4.3.2.2 Applying a Function to Each Column of a 2D NumPy Array

Similar to the previous example, but applied along the columns.

# Function to calculate the mean of an array
def column_mean(column):
    return np.mean(column)

# Apply the function along the axis 0 (columns)
result = np.apply_along_axis(column_mean, axis=0, arr=arr)
print(result)  # Output: [4. 5. 6.]

4.3.3 Key Points to Mention in an Interview:

  • Pandas’ apply function is very versatile and is generally used to apply custom functions row-wise or column-wise in a DataFrame or to a Series.

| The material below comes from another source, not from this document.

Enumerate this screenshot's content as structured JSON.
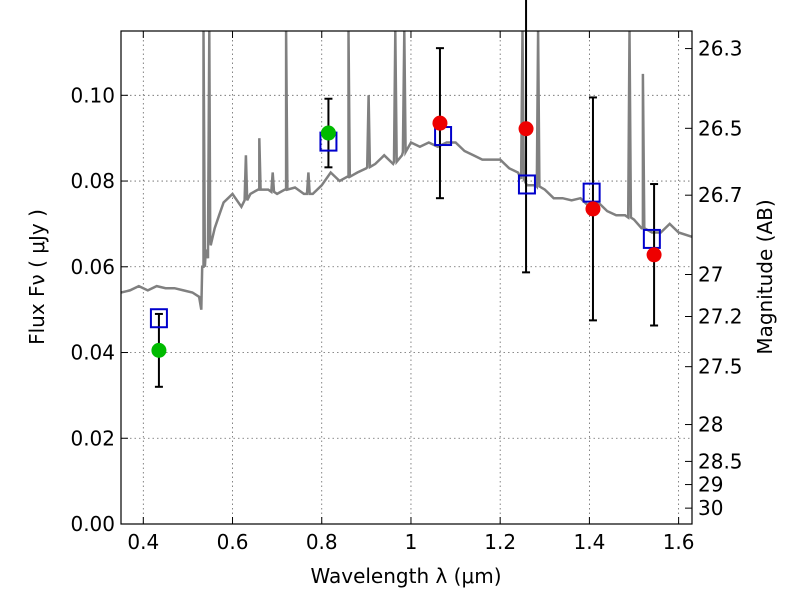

  • NumPy’s apply_along_axis is more specific and used for applying a function along a specific axis (rows or columns) of an array.

  • These functions are particularly useful when built-in functions are not sufficient or when custom operations are needed.

  • While apply can be convenient, it’s worth mentioning that it can be slower than vectorized operations in Pandas and NumPy, so it should be used judiciously.

These examples should provide you with a solid foundation to demonstrate your understanding of apply in NumPy and Pandas during a data science interview.